Marco Franzen <Marco.Franzen@bigfoot.com> writes:

> Barak Pearlmutter wrote:
>> source package; the source includes a interpreter and it would be a
>> relatively small matter to translate it from Oaklisp into RnRS Scheme.
>
> Correct me if I am wrong, but AIUI if someone wants to package a GPLed
> Java program that, as it is, currently runs only on a non-free VM, then
> even its source package is (at most) contrib. Even if everyone agrees
> that it would be a small matter to port it to a free VM, this is no
> consideration until someone actually does so.

Yes, this is so.

> The only difference I can see here is that you might claim that Oaklisp
> is already free. But that argument would be circular until someone
> actually does what you say is possible.

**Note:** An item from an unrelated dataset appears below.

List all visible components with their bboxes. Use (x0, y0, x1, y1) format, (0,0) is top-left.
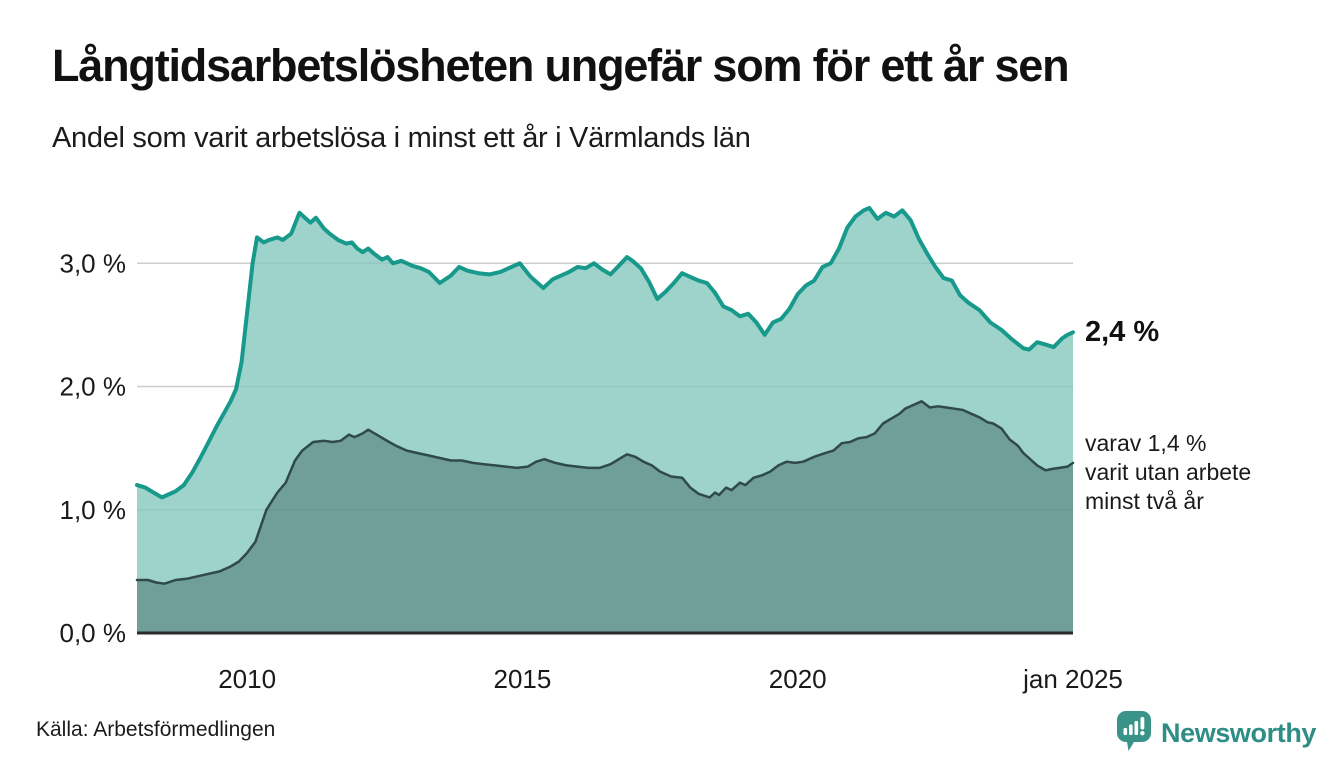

Well, clearly somebody has done it -- where do you think Oaklisp came
from?  Where do you think GCC came from?  It was first built with Sun
and Intel compilers, or a really awful C interpreter was used to run a
mostly awful C compiler which built itself, and then that was used to
compile GCC, and then the fully optimizing GCC built a fully optimized
GCC.  This has been walked through in this thread already, but you
seem to have forgotten about it.

That bootstrapping requires either tools not packaged in Debian or
non-free tools.  Those unpackaged tools are a bit useful to someone who
wants to port a compiler to a new machine, but mostly as documentation
and examples.

Currently, nobody in Debian is interested in packaging those tools,
and they are not necessary to keep Debian running or to bootstrap
Debian onto a supported architecture -- you start with all the Debian
source and another free OS, like Red Hat Linux or NetBSD, and build
from there.

The question of what you do if you have *no* free infrastructure
doesn't make sense: the non-answer is "build some."

>> All source is available: if you have any doubts at all you are ideally
>> situated to verify the system's integrity.
>
> All source may be available or not; this is hard to tell until someone
> actually tries what you say is possible. Bootstrapping might fail
> because an Oaklisp-specific feature of the target system is subtly
> implemented by the same feature in the host system, accidentally or not.

Somebody has done it: That's where Oaklisp came from.

> Stepping back a bit, maybe the question is, which side has the burden of
> proof? The side arguing something is (or might be) free or the side
> arguing something is not (or might not be)? In the case of Java
> programs, main contains only what is free, not what might be free.
> (Again, kindly correct me if I am wrong.)

You are applying a very dissimilar example.